Across a Crowded Room is the first Richard Thompson solo album in thirteen years to be released on a major label, and by any standard other than his own it’s a very fine record, replete with rollicking rhythms, master-class guitar excursions and piercing lyrical apercus. However, longtime Thompson listeners may find that, compared to much of his past work — particularly the six superb studio albums he recorded with his ex-wife, singer Linda Thompson — Across a Crowded Room is faintly disappointing. Such are the burdens of inveterate brilliance.
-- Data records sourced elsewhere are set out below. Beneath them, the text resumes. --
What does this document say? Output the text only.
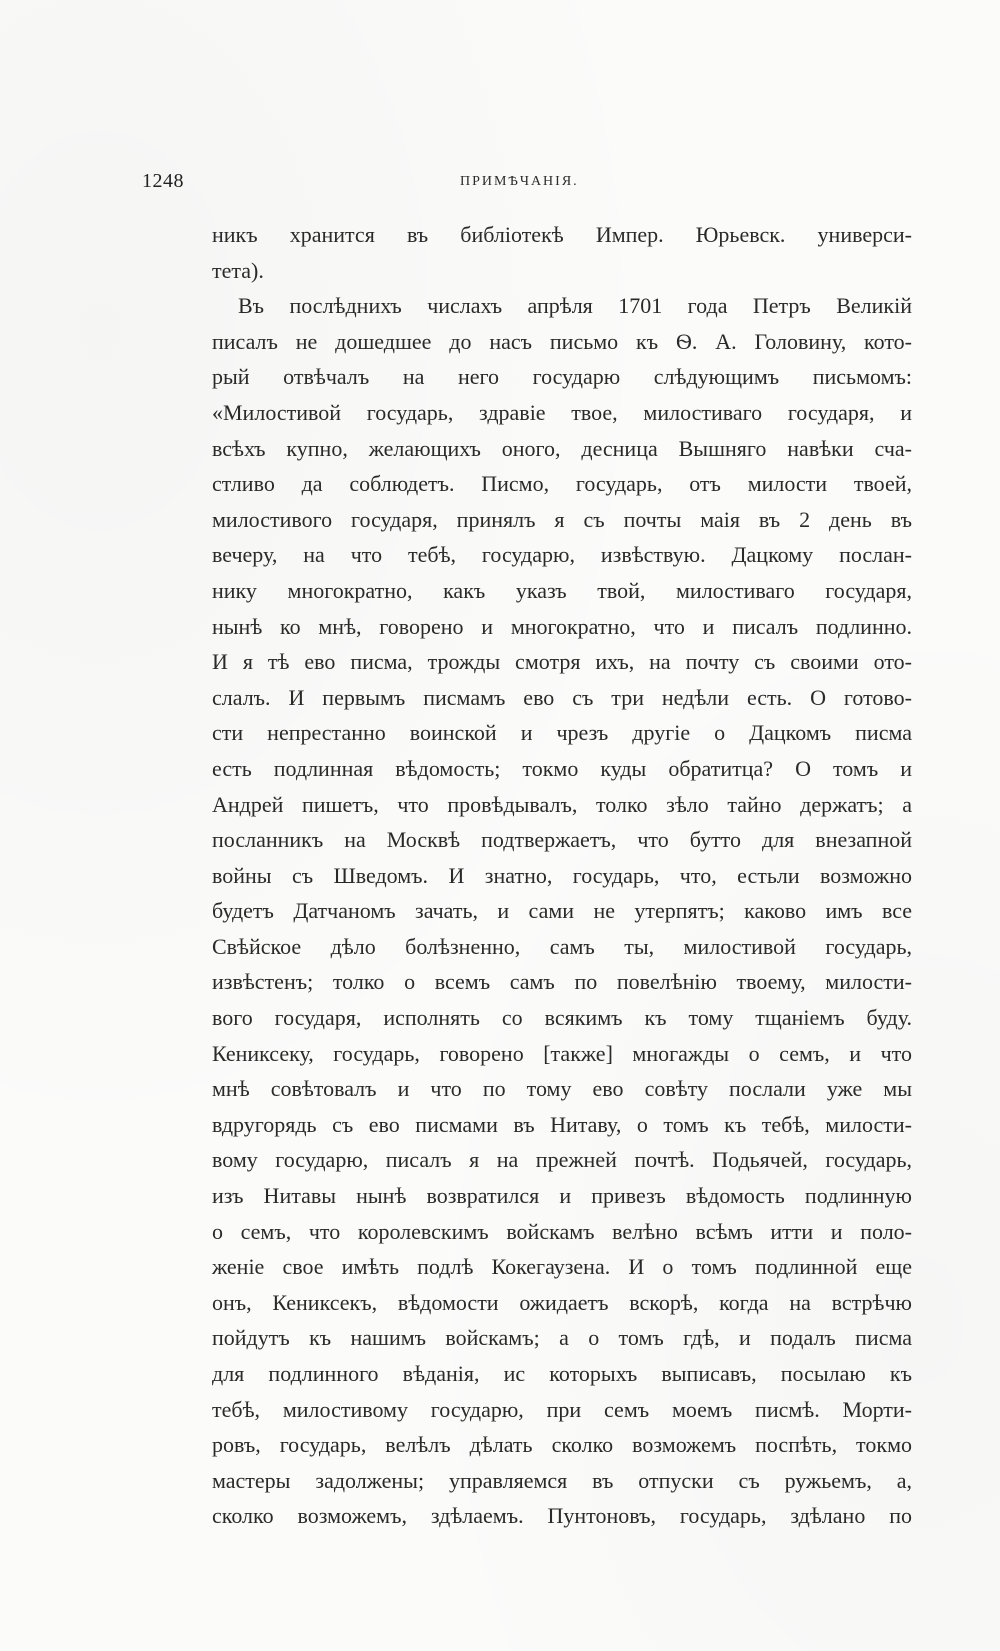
1248	ПРИМѢЧАНІЯ.
никъ хранится въ библіотекѣ Импер. Юрьевск. универси-
тета).
Въ послѣднихъ числахъ апрѣля 1701 года Петръ Великій
писалъ не дошедшее до насъ письмо къ Ѳ. А. Головину, кото-
рый отвѣчалъ на него государю слѣдующимъ письмомъ:
«Милостивой государь, здравіе твое, милостиваго государя, и
всѣхъ купно, желающихъ оного, десница Вышняго навѣки сча-
стливо да соблюдетъ. Писмо, государь, отъ милости твоей,
милостивого государя, принялъ я съ почты маія въ 2 день въ
вечеру, на что тебѣ, государю, извѣствую. Дацкому послан-
нику многократно, какъ указъ твой, милостиваго государя,
нынѣ ко мнѣ, говорено и многократно, что и писалъ подлинно.
И я тѣ ево писма, трожды смотря ихъ, на почту съ своими ото-
слалъ. И первымъ писмамъ ево съ три недѣли есть. О готово-
сти непрестанно воинской и чрезъ другіе о Дацкомъ писма
есть подлинная вѣдомость; токмо куды обратитца? О томъ и
Андрей пишетъ, что провѣдывалъ, толко зѣло тайно держатъ; а
посланникъ на Москвѣ подтвержаетъ, что бутто для внезапной
войны съ Шведомъ. И знатно, государь, что, естьли возможно
будетъ Датчаномъ зачать, и сами не утерпятъ; каково имъ все
Свѣйское дѣло болѣзненно, самъ ты, милостивой государь,
извѣстенъ; толко о всемъ самъ по повелѣнію твоему, милости-
вого государя, исполнять со всякимъ къ тому тщаніемъ буду.
Кениксеку, государь, говорено [также] многажды о семъ, и что
мнѣ совѣтовалъ и что по тому ево совѣту послали уже мы
вдругорядь съ ево писмами въ Нитаву, о томъ къ тебѣ, милости-
вому государю, писалъ я на прежней почтѣ. Подьячей, государь,
изъ Нитавы нынѣ возвратился и привезъ вѣдомость подлинную
о семъ, что королевскимъ войскамъ велѣно всѣмъ итти и поло-
женіе свое имѣть подлѣ Кокегаузена. И о томъ подлинной еще
онъ, Кениксекъ, вѣдомости ожидаетъ вскорѣ, когда на встрѣчю
пойдутъ къ нашимъ войскамъ; а о томъ гдѣ, и подалъ писма
для подлинного вѣданія, ис которыхъ выписавъ, посылаю къ
тебѣ, милостивому государю, при семъ моемъ писмѣ. Морти-
ровъ, государь, велѣлъ дѣлать сколко возможемъ поспѣть, токмо
мастеры задолжены; управляемся въ отпуски съ ружьемъ, а,
сколко возможемъ, здѣлаемъ. Пунтоновъ, государь, здѣлано по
For his cautious reentry into the commercial big leagues, Thompson and his producer, Joe Boyd, apparently decided to accentuate the more accessible rock & roll aspects of his art, which is fine: “You Don’t Say,” with its chunkety, damped-string rhythmic sizzle and typically off-kilter Stratocaster inventions, is a real gem, and “Little Blue Number,” a three-chord whomper fitted out with atonal flourishes and squealing krummhorn lines, is a hilarious hashing of the rock-fashion scene. And with drummer Dave Mattacks and bassist Bruce Lynch booting the crack band, the playing here, as usual, is aces.
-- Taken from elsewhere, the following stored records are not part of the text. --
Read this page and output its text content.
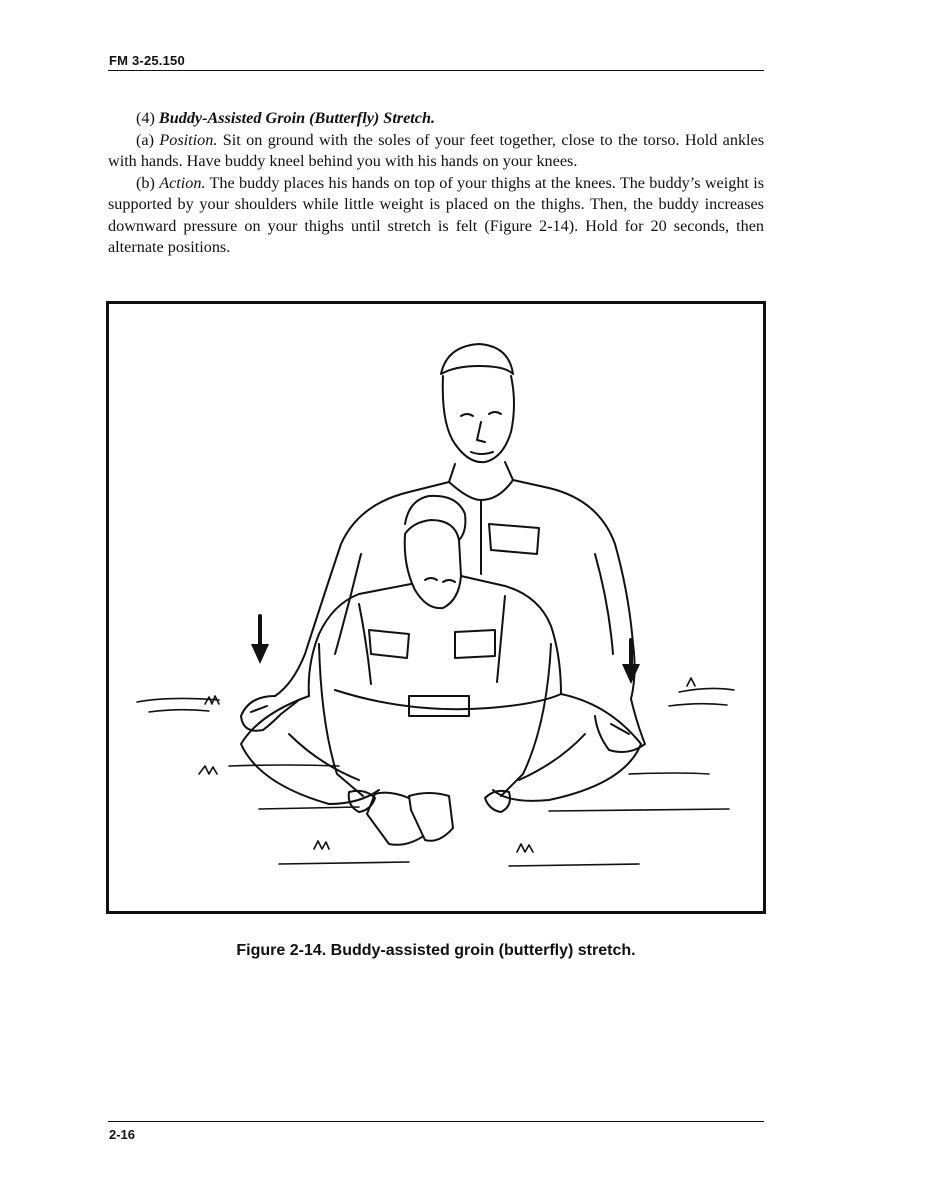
FM 3-25.150

(4) Buddy-Assisted Groin (Butterfly) Stretch.

(a) Position. Sit on ground with the soles of your feet together, close to the torso. Hold ankles with hands. Have buddy kneel behind you with his hands on your knees.

(b) Action. The buddy places his hands on top of your thighs at the knees. The buddy’s weight is supported by your shoulders while little weight is placed on the thighs. Then, the buddy increases downward pressure on your thighs until stretch is felt (Figure 2-14). Hold for 20 seconds, then alternate positions.

Figure 2-14. Buddy-assisted groin (butterfly) stretch.
2-16
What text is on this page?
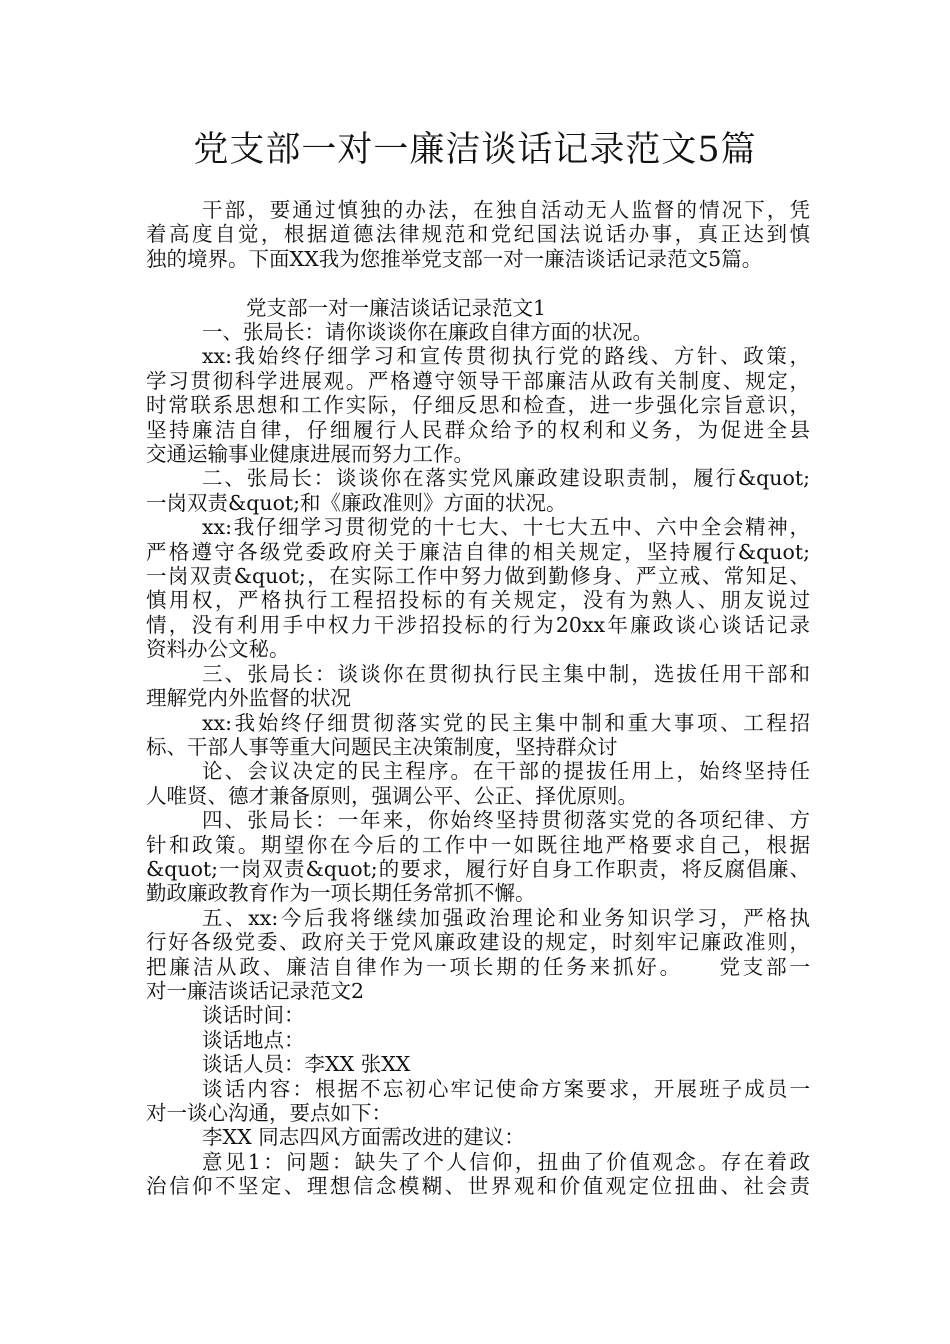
党支部一对一廉洁谈话记录范文5篇
干部，要通过慎独的办法，在独自活动无人监督的情况下，凭
着高度自觉，根据道德法律规范和党纪国法说话办事，真正达到慎
独的境界。下面XX我为您推举党支部一对一廉洁谈话记录范文5篇。
党支部一对一廉洁谈话记录范文1
一、张局长：请你谈谈你在廉政自律方面的状况。
xx:我始终仔细学习和宣传贯彻执行党的路线、方针、政策，
学习贯彻科学进展观。严格遵守领导干部廉洁从政有关制度、规定，
时常联系思想和工作实际，仔细反思和检查，进一步强化宗旨意识，
坚持廉洁自律，仔细履行人民群众给予的权利和义务，为促进全县
交通运输事业健康进展而努力工作。
二、张局长：谈谈你在落实党风廉政建设职责制，履行&quot;
一岗双责&quot;和《廉政准则》方面的状况。
xx:我仔细学习贯彻党的十七大、十七大五中、六中全会精神，
严格遵守各级党委政府关于廉洁自律的相关规定，坚持履行&quot;
一岗双责&quot;，在实际工作中努力做到勤修身、严立戒、常知足、
慎用权，严格执行工程招投标的有关规定，没有为熟人、朋友说过
情，没有利用手中权力干涉招投标的行为20xx年廉政谈心谈话记录
资料办公文秘。
三、张局长：谈谈你在贯彻执行民主集中制，选拔任用干部和
理解党内外监督的状况
xx:我始终仔细贯彻落实党的民主集中制和重大事项、工程招
标、干部人事等重大问题民主决策制度，坚持群众讨
论、会议决定的民主程序。在干部的提拔任用上，始终坚持任
人唯贤、德才兼备原则，强调公平、公正、择优原则。
四、张局长：一年来，你始终坚持贯彻落实党的各项纪律、方
针和政策。期望你在今后的工作中一如既往地严格要求自己，根据
&quot;一岗双责&quot;的要求，履行好自身工作职责，将反腐倡廉、
勤政廉政教育作为一项长期任务常抓不懈。
五、xx:今后我将继续加强政治理论和业务知识学习，严格执
行好各级党委、政府关于党风廉政建设的规定，时刻牢记廉政准则，
把廉洁从政、廉洁自律作为一项长期的任务来抓好。　　党支部一
对一廉洁谈话记录范文2
谈话时间：
谈话地点：
谈话人员：李XX 张XX
谈话内容：根据不忘初心牢记使命方案要求，开展班子成员一
对一谈心沟通，要点如下：
李XX 同志四风方面需改进的建议：
意见1：问题：缺失了个人信仰，扭曲了价值观念。存在着政
治信仰不坚定、理想信念模糊、世界观和价值观定位扭曲、社会责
But Thompson has never before seemed so far removed from the Celtic folk sources that, along with his own latter-day Sufi mysticism, lent a hardeyed, fatalistic grandeur to so much of his previous work. Here, his spiritual vision seems soured. Listeners likely to miss the vibrant vocals of the departed Linda (each time a female harmony crops up on Crowded Room, one is instantly aware that it’s Not Her) will find that Richard appears to have his former partner much on his mind — and the lyrical pictures he paints are not pretty. In “She Twists the Knife Again,” he describes a woman who “Never leaves me my dignity Makes a dunce of me in mixed companyNo bygone can be a bygone She puts the spanner in/She puts the screws on.” And at the end of the musically manic “Fire in the Engine Room,” he likens a wedding ring to “a rattlesnake wrapped around your finger One day it might wake up and sting you Here’s a toast to the bride and the groom” — unsettling words from a man who himself only recently remarried.
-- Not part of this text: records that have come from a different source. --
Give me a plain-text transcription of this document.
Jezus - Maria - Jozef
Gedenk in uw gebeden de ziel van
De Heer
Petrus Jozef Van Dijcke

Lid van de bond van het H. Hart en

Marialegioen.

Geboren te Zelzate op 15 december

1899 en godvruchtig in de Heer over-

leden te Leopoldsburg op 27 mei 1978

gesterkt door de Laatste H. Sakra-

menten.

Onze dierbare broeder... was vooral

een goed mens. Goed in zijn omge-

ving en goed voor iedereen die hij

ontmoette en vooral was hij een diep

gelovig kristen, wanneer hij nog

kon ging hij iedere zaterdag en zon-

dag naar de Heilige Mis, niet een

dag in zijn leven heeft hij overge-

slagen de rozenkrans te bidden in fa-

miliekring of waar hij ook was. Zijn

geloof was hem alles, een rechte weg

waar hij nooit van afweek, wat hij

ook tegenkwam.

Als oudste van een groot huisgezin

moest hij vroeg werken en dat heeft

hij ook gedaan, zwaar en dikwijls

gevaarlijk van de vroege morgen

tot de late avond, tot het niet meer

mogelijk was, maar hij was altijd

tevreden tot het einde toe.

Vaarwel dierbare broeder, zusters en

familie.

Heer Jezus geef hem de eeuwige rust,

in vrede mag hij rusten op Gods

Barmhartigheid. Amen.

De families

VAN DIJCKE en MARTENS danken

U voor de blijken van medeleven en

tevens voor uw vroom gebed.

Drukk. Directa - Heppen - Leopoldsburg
One wouldn’t want to read too many heavy omens into those two songs, which are laced with Thompson’s familiar bracing humor. But there’s nothing lighthearted about the ominous “Love in a Faithless Country,” in which the logistics of love are set forth in the terms of a John Le Carré spy novel (“Always move in pairs and travel light…. Always make your best moves late at night”), and the chorus recalls nothing so much as late-period Pink Floyd. Chilly stuff.

Those unfamiliar with Thompson’s work are invited to dismiss all of the above as purist nit-picking. Across a Crowded Room remains a compendium of expertly constructed songs, played and sung with real heart and recorded with an exciting, live-in-the-studio crackle. Rare is the artist from whom such excellence can come to seem a letdown.